Public and private polling, however, suggests the GOP is getting more excited as Nov. 6 approaches.

“Republican enthusiasm doesn’t quite equal the white-hot enthusiasm of Democratic voters, but the Kavanaugh hearings got it pretty close,” said GOP consultant Whit Ayres.
I have to say, this is the first article I've read mentioning a "Kavanaugh bump."  Even the President is trying to use immigrants and tax cuts to get people to vote.  Kavanaugh?  Who?  I think I'll rely on articles like this instead:

Angry Americans will be more likely to vote, and Democrats are generally more angry about their hot-button issues than Republicans, according to the Reuters/Ipsos data.

That is a change from two years ago, when Republicans and Democrats were equally furious, said Nicholas Valentino, a voter behavior expert at the University of Michigan who collaborated on the poll and analyzed the results for Reuters.

The data suggests Democratic candidates could get a turnout boost that exceeds expectations, he said, possibly tipping the scale for them in tight races.

“That’s what happened in 2016,” Valentino said. “A lot of people who were predicted to stay home were very angry at (presidential candidate) Hillary Clinton and the Democrats, and they showed up to the surprise of everyone.”
Sure it's my bias; but Harris County went for Clinton in 2016, and everybody seems to forget Trump lost the popular vote, and is stuck at 52% disapproval.  His base is small and even if it is motivated, angry Democrats outnumber angry Republicans across the country.

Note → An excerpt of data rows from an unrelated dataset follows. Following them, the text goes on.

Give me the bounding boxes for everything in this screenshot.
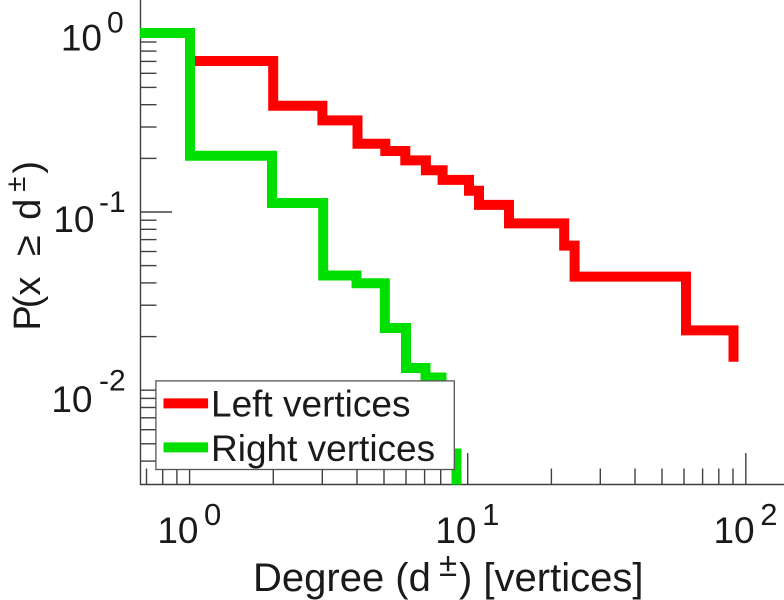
- svg-text:10: 10: [51, 379, 92, 420]
- svg-text:Left vertices: Left vertices: [211, 384, 410, 425]
- svg-text:10: 10: [435, 510, 476, 551]
- svg-text:0: 0: [204, 497, 221, 532]
- svg-text:1: 1: [482, 497, 499, 532]
- svg-text:) [vertices]: ) [vertices]: [459, 556, 643, 600]
- svg-text:-2: -2: [99, 365, 126, 398]
- svg-text:10: 10: [157, 510, 198, 551]
- svg-text:0: 0: [107, 6, 124, 39]
- svg-text:-1: -1: [99, 186, 126, 219]
- svg-text:Right vertices: Right vertices: [211, 428, 435, 469]
- svg-text:10: 10: [713, 510, 754, 551]
- svg-text:10: 10: [61, 17, 102, 58]
- svg-text:Degree (d: Degree (d: [253, 556, 431, 600]
- svg-text:10: 10: [53, 199, 94, 240]
- svg-text:2: 2: [760, 497, 777, 532]
- svg-text:±: ±: [439, 546, 457, 583]
- svg-text:P(x≥d±): P(x≥d±): [0, 161, 49, 331]
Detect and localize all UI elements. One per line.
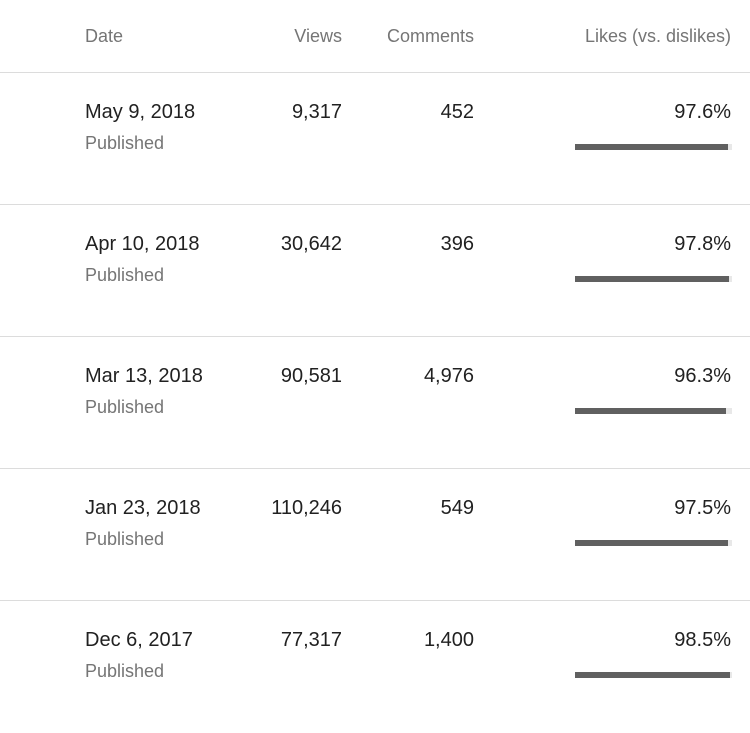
likes-ratio-fill (575, 408, 727, 414)
row-date: May 9, 2018 (85, 101, 196, 123)
row-comments: 549 (440, 497, 474, 519)
row-likes-percent: 97.5% (674, 497, 731, 519)
row-comments: 4,976 (423, 365, 474, 387)
table-row[interactable]: Apr 10, 2018 Published 30,642 396 97.8% (0, 205, 750, 337)
column-header-comments[interactable]: Comments (386, 26, 474, 46)
table-row[interactable]: Mar 13, 2018 Published 90,581 4,976 96.3… (0, 337, 750, 469)
row-status: Published (85, 133, 165, 153)
row-views: 30,642 (280, 233, 342, 255)
likes-ratio-bar (575, 408, 732, 414)
table-row[interactable]: May 9, 2018 Published 9,317 452 97.6% (0, 73, 750, 205)
row-likes-percent: 96.3% (674, 365, 731, 387)
likes-ratio-fill (575, 540, 729, 546)
likes-ratio-fill (575, 144, 729, 150)
row-likes-percent: 98.5% (674, 629, 731, 651)
column-header-views[interactable]: Views (294, 26, 342, 46)
row-comments: 396 (440, 233, 474, 255)
likes-ratio-bar (575, 672, 732, 678)
row-comments: 1,400 (423, 629, 474, 651)
row-status: Published (85, 529, 165, 549)
row-likes-percent: 97.8% (674, 233, 731, 255)
likes-ratio-bar (575, 276, 732, 282)
row-date: Apr 10, 2018 (85, 233, 200, 255)
likes-ratio-bar (575, 144, 732, 150)
table-row[interactable]: Dec 6, 2017 Published 77,317 1,400 98.5% (0, 601, 750, 733)
row-status: Published (85, 661, 165, 681)
row-date: Jan 23, 2018 (85, 497, 201, 519)
row-status: Published (85, 265, 165, 285)
row-date: Mar 13, 2018 (85, 365, 203, 387)
row-status: Published (85, 397, 165, 417)
row-likes-percent: 97.6% (674, 101, 731, 123)
row-views: 110,246 (271, 497, 342, 519)
column-header-date[interactable]: Date (85, 26, 124, 46)
table-header: Date Views Comments Likes (vs. dislikes) (0, 0, 750, 73)
row-views: 77,317 (280, 629, 342, 651)
row-views: 9,317 (291, 101, 342, 123)
likes-ratio-bar (575, 540, 732, 546)
row-date: Dec 6, 2017 (85, 629, 193, 651)
row-comments: 452 (440, 101, 474, 123)
table-row[interactable]: Jan 23, 2018 Published 110,246 549 97.5% (0, 469, 750, 601)
likes-ratio-fill (575, 276, 729, 282)
likes-ratio-fill (575, 672, 730, 678)
row-views: 90,581 (280, 365, 342, 387)
column-header-likes[interactable]: Likes (vs. dislikes) (584, 26, 731, 46)
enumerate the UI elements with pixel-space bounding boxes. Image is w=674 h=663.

And recent polling shows Beto within 4 points of Cruz; and GOTV is the name of the game now. The truth is, even polls I like (or sort of like) are as valuable a predictor of the future as chicken entrails.  Voter turnout is up, enthusiasm is high, and I prefer to be optimistic at this point.

 So I think I'll buy some more popcorn.

"And here...we...go!"


Headlines!  Get 'em while they're hot!

Secret Service Intercepts Suspicious Packages Sent To Clintons, Barack Obama

Debbie Wasserman Schultz offices evacuated after bomb threat: report

CNN NYC Offices Evacuated After Suspicious Package Sent To Network

Explosive device sent to CNN was addressed to Trump critic John Brennan: report

And: "TEXAS not included!"*

Reports that suspicious package was sent to White House are incorrect: source

This is, of course, because the Democrats were too partisan towards Kavanaugh, and this will energize the GOP base and depress Democratic voter turnout because what really matters is the horse-race.



Cant bring yourself to use your own best words?

Oh, one more headline, it turns out:

Secret Service also intercepted suspicious package sent to Eric Holder: MSNBC

Yeah, no pattern here, and the violence continues to be the sole province of the "left," and probably this was done to distract from their "mobs," amirite?


It's the internet; there's always somebody.


*What?  Too obscure?  NTodd made me do it.